The average errors per food class are obtained based on average error of 20 trials. In each trial we randomly sample 5% of our food images as testing subset. We use sampling with replacement technique so that the sizes of the training and testing subsets are the same for each trial. The original error in Figure 2 is the error of food portion estimates obtained using geometric model based [12] approach where the refined error is obtained by incorporating food portion co-occurrence patterns. For most food classes, we are able to improve portion estimation accuracy significantly using refinement technique, such as turkey meal. For some food classes the refinement technique was not sufficient to improve the estimation accuracy significantly (such as grapes). For a few food classes (garlic bread and rice krispy bar) the portion estimates become less accurate with refinement. This is due to the co-occurrence patterns we estimated from training dataset do not generalize well for these specific food classes. Such issue can be addressed by increasing the size of the food image dataset collected from future dietary studies as refinement is fundamentally adding biasness to our system based on past observations. If the past observations include variety of scenarios for most user behavior patterns, we can further improve the estimation accuracy. Our geometric model based portion estimation technique becomes less sensitive to noise by incorporating co-occurrence patterns. It has been shown in Figure 2 that the co-occurrence patterns we estimated generalize well for most of the food classes in our dietary studies. We define the improvement rate as:

$$Improvement=\frac{\mathrm{Original}\mathrm{Error}-\mathrm{Refined}\mathrm{Error}}{\mathrm{Ground}\mathrm{Truth}\mathrm{Portion}\mathrm{Size}}$$ (8)

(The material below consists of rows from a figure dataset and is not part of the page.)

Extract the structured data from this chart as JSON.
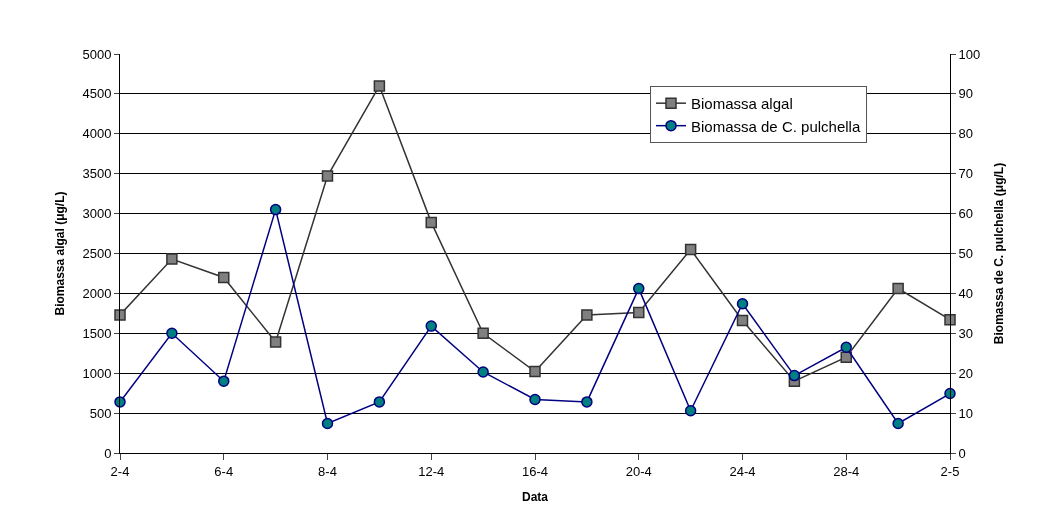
{
  "chart_data": {
    "type": "line",
    "xlabel": "Data",
    "ylabel": "Biomassa algal (μg/L)",
    "y2label": "Biomassa de C. pulchella (μg/L)",
    "categories": [
      "2-4",
      null,
      "6-4",
      null,
      "8-4",
      null,
      "12-4",
      null,
      "16-4",
      null,
      "20-4",
      null,
      "24-4",
      null,
      "28-4",
      null,
      "2-5"
    ],
    "series": [
      {
        "name": "Biomassa algal",
        "color": "#333333",
        "marker": "square",
        "values": [
          1730,
          2430,
          2200,
          1390,
          3470,
          4600,
          2890,
          1500,
          1020,
          1730,
          1760,
          2550,
          1660,
          900,
          1200,
          2060,
          1670
        ]
      },
      {
        "name": "Biomassa de C. pulchella",
        "color": "#000080",
        "marker": "circle",
        "axis": "y2",
        "values": [
          12.8,
          30,
          18,
          61,
          7.4,
          12.8,
          31.8,
          20.3,
          13.4,
          12.8,
          41.2,
          10.6,
          37.4,
          19.4,
          26.5,
          7.4,
          14.9
        ]
      }
    ],
    "ylim": [
      0,
      5000
    ],
    "yticks": [
      0,
      500,
      1000,
      1500,
      2000,
      2500,
      3000,
      3500,
      4000,
      4500,
      5000
    ],
    "y2lim": [
      0,
      100
    ],
    "y2ticks": [
      0,
      10,
      20,
      30,
      40,
      50,
      60,
      70,
      80,
      90,
      100
    ],
    "grid": "y",
    "legend": "top right"
  }
}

The overall improvement rate for our dataset is 36.9%.

4. CONCLUSION AND FUTURE WORK

In this work we model the food portion co-occurrence patterns based on the food images we collected in dietary studies. The food portion estimation is refined by incorporating the portion co-occurrence patterns. We have shown that with the refinement we significantly improve the estimation accuracy for most of the food classes. In the future we are interested in developing predictive models that extend to food classes that we do not currently have sufficient knowledge on their co-occurrence patterns.